The RF deputy Minister of Finance, Ms. Oksana Sergienko, in her presentation given at the conference Moneymarket in Moscow briefed that the RF Ministry of Finance plans transition to the formation of non gas and oil budget balance which will require either to cut budget expenses or to raise revenues by way of tax hikes.


Ms. Sergienko noted that the Ministry of Finance is proactive in reviewing proposals made by experts designed to return to tougher rules regarding fiscal discipline, ie: determine average oil price, for example, for the last 10 years (for Russia it’s 50 bbl/USD), and revenues above this average price level direct to the saving funds.

To our opinion, this initiative of the Ministry of Finance corresponds to the requirements of the conservative approach to determine acceptable level of their expenditure which ensures budget stability. 

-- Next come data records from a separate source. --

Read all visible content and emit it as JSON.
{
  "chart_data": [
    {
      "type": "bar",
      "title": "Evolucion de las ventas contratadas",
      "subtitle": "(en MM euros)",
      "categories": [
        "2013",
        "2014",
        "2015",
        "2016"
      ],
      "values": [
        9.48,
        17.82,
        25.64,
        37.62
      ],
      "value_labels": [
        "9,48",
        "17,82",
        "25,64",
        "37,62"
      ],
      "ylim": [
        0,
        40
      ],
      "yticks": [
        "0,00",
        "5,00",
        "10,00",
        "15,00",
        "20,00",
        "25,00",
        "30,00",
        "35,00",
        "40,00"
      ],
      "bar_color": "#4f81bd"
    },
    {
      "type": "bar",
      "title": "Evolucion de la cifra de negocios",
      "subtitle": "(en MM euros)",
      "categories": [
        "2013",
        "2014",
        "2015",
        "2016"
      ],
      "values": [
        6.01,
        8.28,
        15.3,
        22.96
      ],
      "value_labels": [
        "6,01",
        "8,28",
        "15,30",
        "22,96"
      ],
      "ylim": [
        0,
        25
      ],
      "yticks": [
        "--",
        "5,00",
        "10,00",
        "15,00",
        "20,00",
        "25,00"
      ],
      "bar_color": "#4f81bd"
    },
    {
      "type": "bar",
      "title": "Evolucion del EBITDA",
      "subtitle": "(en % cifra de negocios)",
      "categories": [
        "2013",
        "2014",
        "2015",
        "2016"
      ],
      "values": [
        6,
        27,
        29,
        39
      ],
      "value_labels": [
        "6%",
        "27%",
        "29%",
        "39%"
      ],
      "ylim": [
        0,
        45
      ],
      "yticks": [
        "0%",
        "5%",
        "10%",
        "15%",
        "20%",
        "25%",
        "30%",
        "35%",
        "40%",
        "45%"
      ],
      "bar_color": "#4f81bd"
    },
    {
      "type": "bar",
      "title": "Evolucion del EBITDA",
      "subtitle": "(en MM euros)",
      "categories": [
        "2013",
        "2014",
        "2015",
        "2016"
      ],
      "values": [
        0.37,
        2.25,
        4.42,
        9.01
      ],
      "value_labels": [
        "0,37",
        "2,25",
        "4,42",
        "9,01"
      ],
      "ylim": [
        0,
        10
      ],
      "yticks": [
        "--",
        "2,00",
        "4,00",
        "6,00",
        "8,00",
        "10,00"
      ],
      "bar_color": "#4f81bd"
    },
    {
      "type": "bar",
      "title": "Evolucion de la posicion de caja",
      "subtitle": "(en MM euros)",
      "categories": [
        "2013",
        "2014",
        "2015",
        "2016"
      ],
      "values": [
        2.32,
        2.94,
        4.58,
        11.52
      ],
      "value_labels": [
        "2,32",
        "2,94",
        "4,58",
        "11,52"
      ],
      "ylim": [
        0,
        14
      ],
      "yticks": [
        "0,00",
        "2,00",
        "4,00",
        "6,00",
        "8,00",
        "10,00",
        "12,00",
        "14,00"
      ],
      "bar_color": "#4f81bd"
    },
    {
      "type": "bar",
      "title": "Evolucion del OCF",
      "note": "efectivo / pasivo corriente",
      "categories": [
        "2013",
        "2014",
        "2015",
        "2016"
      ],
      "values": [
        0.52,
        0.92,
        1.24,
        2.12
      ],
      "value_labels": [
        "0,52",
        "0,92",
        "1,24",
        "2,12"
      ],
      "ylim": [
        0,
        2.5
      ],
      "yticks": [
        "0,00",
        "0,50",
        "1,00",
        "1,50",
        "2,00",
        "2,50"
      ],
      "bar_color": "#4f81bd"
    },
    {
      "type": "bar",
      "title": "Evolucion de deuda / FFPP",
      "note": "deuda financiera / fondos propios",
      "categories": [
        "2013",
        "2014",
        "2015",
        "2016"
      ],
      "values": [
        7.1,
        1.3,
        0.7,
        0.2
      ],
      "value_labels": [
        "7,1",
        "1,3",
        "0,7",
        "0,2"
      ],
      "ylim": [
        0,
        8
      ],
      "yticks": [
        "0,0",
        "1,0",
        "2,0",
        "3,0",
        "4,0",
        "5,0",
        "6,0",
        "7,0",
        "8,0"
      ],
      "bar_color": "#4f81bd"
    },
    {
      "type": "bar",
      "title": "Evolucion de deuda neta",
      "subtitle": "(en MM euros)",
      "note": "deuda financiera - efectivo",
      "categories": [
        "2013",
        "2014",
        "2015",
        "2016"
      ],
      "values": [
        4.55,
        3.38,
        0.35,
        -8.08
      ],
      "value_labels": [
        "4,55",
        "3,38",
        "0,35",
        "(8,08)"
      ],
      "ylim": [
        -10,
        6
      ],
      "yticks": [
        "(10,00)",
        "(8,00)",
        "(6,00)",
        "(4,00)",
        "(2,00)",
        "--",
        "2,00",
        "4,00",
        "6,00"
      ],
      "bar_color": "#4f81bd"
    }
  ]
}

It’s obvious that currently oil and gas transfer which value is tied to the GDP doesn’t sufficiently ensure fiscal discipline at the safe from the budget balance point of view level. As a result, in order to increase efficiency of the current procedure for the use of volatile revenues directed for financing budget obligations, it seems expedient to add a rule restricting budget receipts obtained from the distribution of proceeds from extraction tax and export duty on crude oil as a factor with puts on hold the growth of federal budget expenses at the planning stage. 
In other words, the value of gas and oil transfer should be restricted not by the volatile proportion to the GDP but by threshold amount of oil price fixed for the period of budget planning (i.e. for three years). All oil proceeds above the fixed threshold amount (its amount can be set parting from average for the upcoming three year period oil price in conservative scenario of socio-economic development of the Russian Federation) should be directed to the oil and gas funds (Reserve Fund and National Wellbeing Fund) in compliance with the terms and conditions for the remittance of funds. Financing of budget deficit should be exercised by the resources of the Reserve Fund solely in case of shortfall of budget revenues resulting from the fall of the oil price below certain level stipulated in the macro forecast which served as a bases for calculation of main federal budget parameters.

To our mind, this approach ensures budget stability, by way of stabilizing the level of public revenues at the stage of budget planning.